Monday, October 14, 2019

Miro, Miro On The Wall. . .

Our original plan for Thursday was to go to Colonia Guell, but with a late night and a gray morning, we punted that for Friday, and instead went back to Montjuic for the third time on the trip.

We did our usual mile walk to the blue line, this time Dressanes, and took the Metro to Parallel, where we caught the funicular halfway up Montjuic.  One of the two cool things about the funicular is, if you arrived by Metro, you don’t have to pay a second time to transfer to it – the cost is covered by your initial Metro.  The other cool thing is, well, it’s a funicular!  Of course it is cool. . .break the word down in Latin.  “Fun” as in, you know, “fun.”  Lower case “I” as in “and.”  “Cular” as in “cooler.”  “Fun and cool” – could not be plainer!

(Editor’s Note: Now you are just making things up!  Blogger: It wouldn’t be the first time!).

Anyhow, I had it in my head to go to the Joan Miro museum, which, for some reason, won’t become clear the more you read.  Another famous Catalan artist (Picasso, Dali, and of course, Gaudi), everything I had seen related to Miro showed vibrant colors.

And it’s partially true. Some of his work IS in vibrant colors, as you will see in some of the photos below.  However, more of his modern art is on display, and it, like much modern art, is over-rated.  

The vibrant colors is one aspect of the interesting part of Miro.  The other is that he painted from 1907 (born in 1893) till his death in 1983 – so he lived through the Spanish Civil War, Franco’s repressive regime, and other terrors.

The dull part about Miro is that a bunch of his work represents the worst of modern art.  Some of his art is just squiggly lines, or a dot of blue on a huge canvas.  Couple that with the most pretentious audioguide EVER!  After a bit we stopped listening to the audioguide.  I would put the viewable aspect of his work around 15% of what we saw.  

The pictures below don’t do justice to just how spectacularly pointless much of his art is, and they don’t come close to communicating that the audioguide talks were insipid to the fifth dimension.  And no, I did not take pictures of the bad stuff. . .I’m sorry, I should have one example just so my readers could understand how bad the bad is.

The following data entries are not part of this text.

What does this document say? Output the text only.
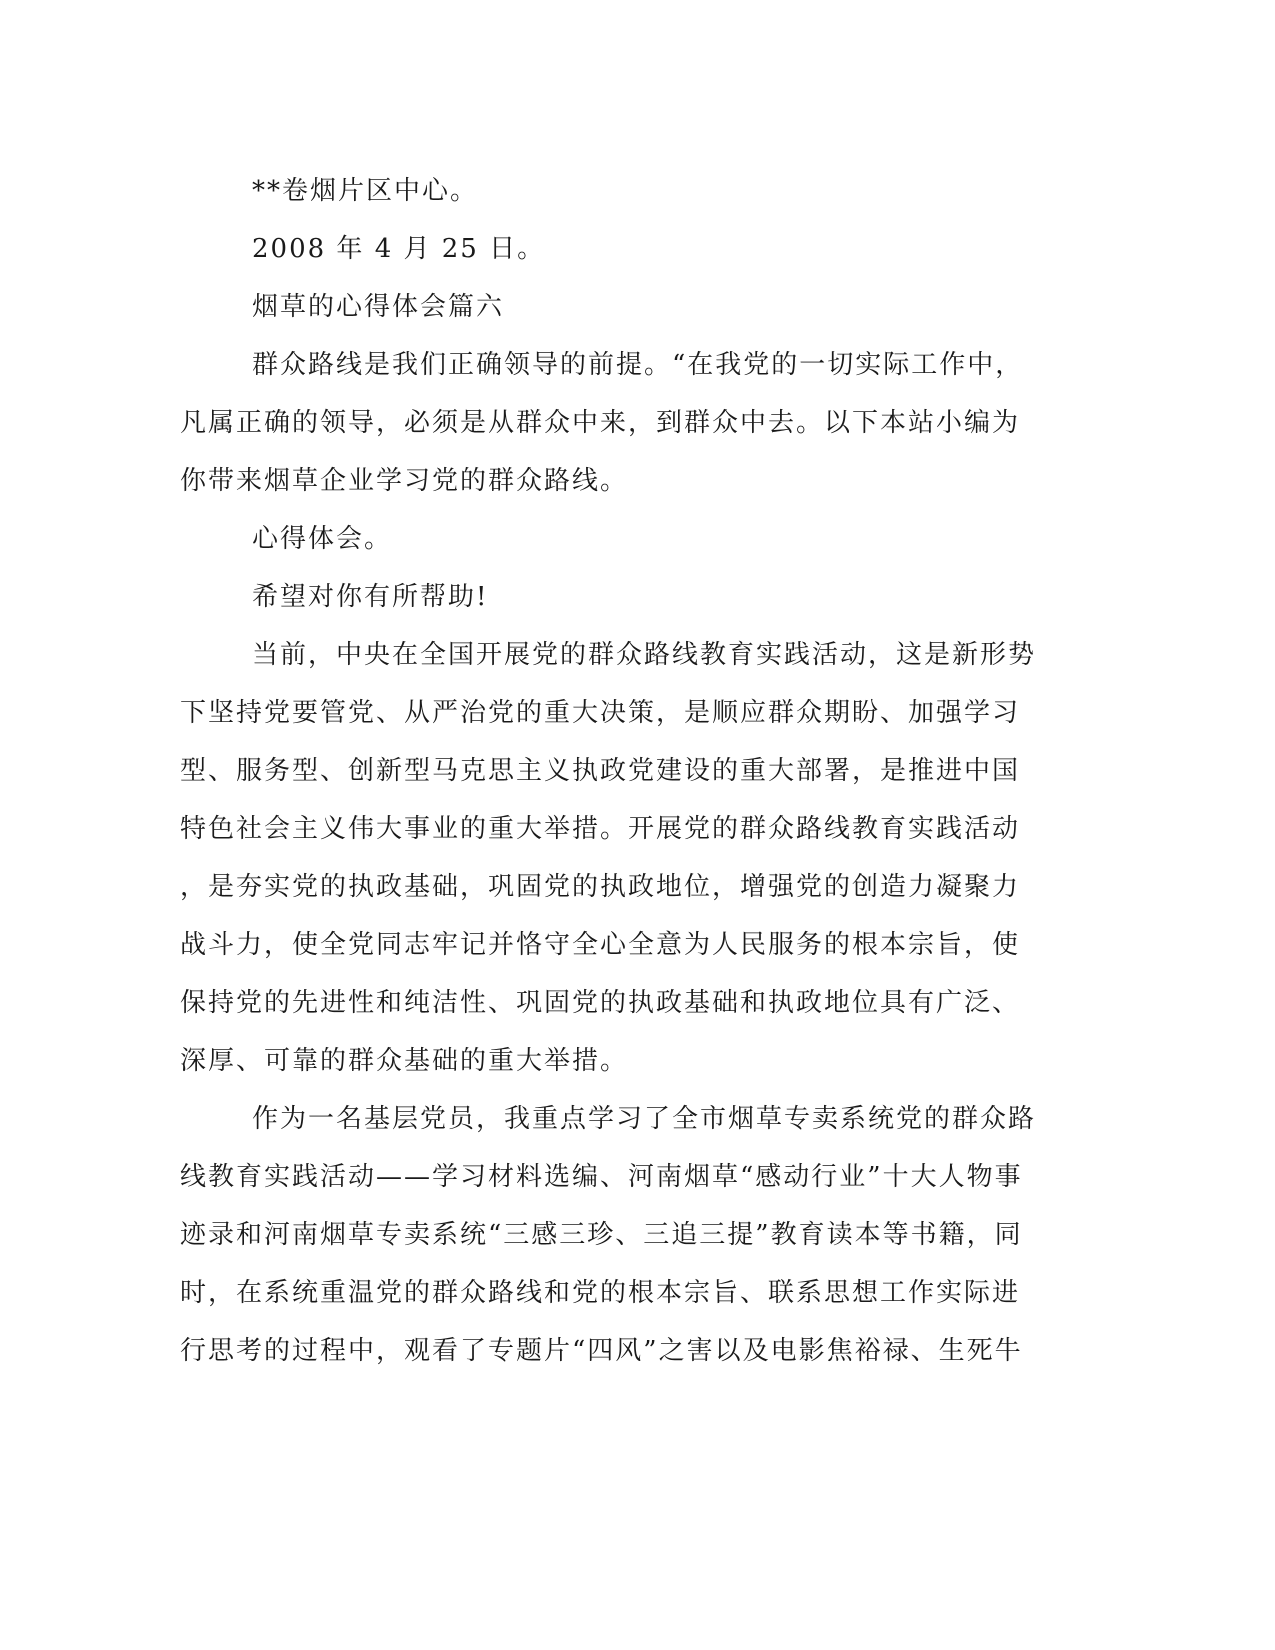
**卷烟片区中心。

2008 年 4 月 25 日。

烟草的心得体会篇六

群众路线是我们正确领导的前提。“在我党的一切实际工作中，
凡属正确的领导，必须是从群众中来，到群众中去。以下本站小编为
你带来烟草企业学习党的群众路线。

心得体会。

希望对你有所帮助!

当前，中央在全国开展党的群众路线教育实践活动，这是新形势
下坚持党要管党、从严治党的重大决策，是顺应群众期盼、加强学习
型、服务型、创新型马克思主义执政党建设的重大部署，是推进中国
特色社会主义伟大事业的重大举措。开展党的群众路线教育实践活动
，是夯实党的执政基础，巩固党的执政地位，增强党的创造力凝聚力
战斗力，使全党同志牢记并恪守全心全意为人民服务的根本宗旨，使
保持党的先进性和纯洁性、巩固党的执政基础和执政地位具有广泛、
深厚、可靠的群众基础的重大举措。

作为一名基层党员，我重点学习了全市烟草专卖系统党的群众路
线教育实践活动——学习材料选编、河南烟草“感动行业”十大人物事
迹录和河南烟草专卖系统“三感三珍、三追三提”教育读本等书籍，同
时，在系统重温党的群众路线和党的根本宗旨、联系思想工作实际进
行思考的过程中，观看了专题片“四风”之害以及电影焦裕禄、生死牛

Go ahead and call me a philistine if you wish, but if art is supposed to be accessible, I shouldn’t need some Englishman who graduated from Eton telling me in as snooty and snotty a voice as possible what I’m looking at.

The building itself was pretty cool, there was a beautiful back terrace with views of a chunk of the city.  We went up on the roof to see a succession of goofy sculptures (the best one is shown below, the rest were even more pointless than that one), but the roof was enjoyable.  Then, we got a snack of tasty croissants, with a sparkling water for me and a coffee for Carol.

(By the way, if you ever get a text from that I’m really craving coffee, call Liam Neeson, because that’s my signal that I’ve been taken.)

Look, I liked some of it immensely.  But immense chunks of his work was drivel.

Phone home!

This was one of his early
paintings, and I like it.


This is also an early painting, of
the village of Siurana, which
Carol and I visited on our
wine tour day.

It might be drivel, but at least it is colorful.
And please, don't lecture me about how
this captures man's inhumanity to man, or
other such nonsense.

Cool sculpture on a terrace.
On top of the mountain to the
right, you can make out the
Sacred Heart of Jesus Church.

So I do like this.

Not sure I'm a fan of this,
but at least it is colorful.

This is one of his I like -- represents day.
There's a similar one for night, but my
photo didn't turn out that well.

One example from the crappy
sculpture garden on the roof.

And, of course, being on Montjuic means
a photo of Sagrada Familia is a must.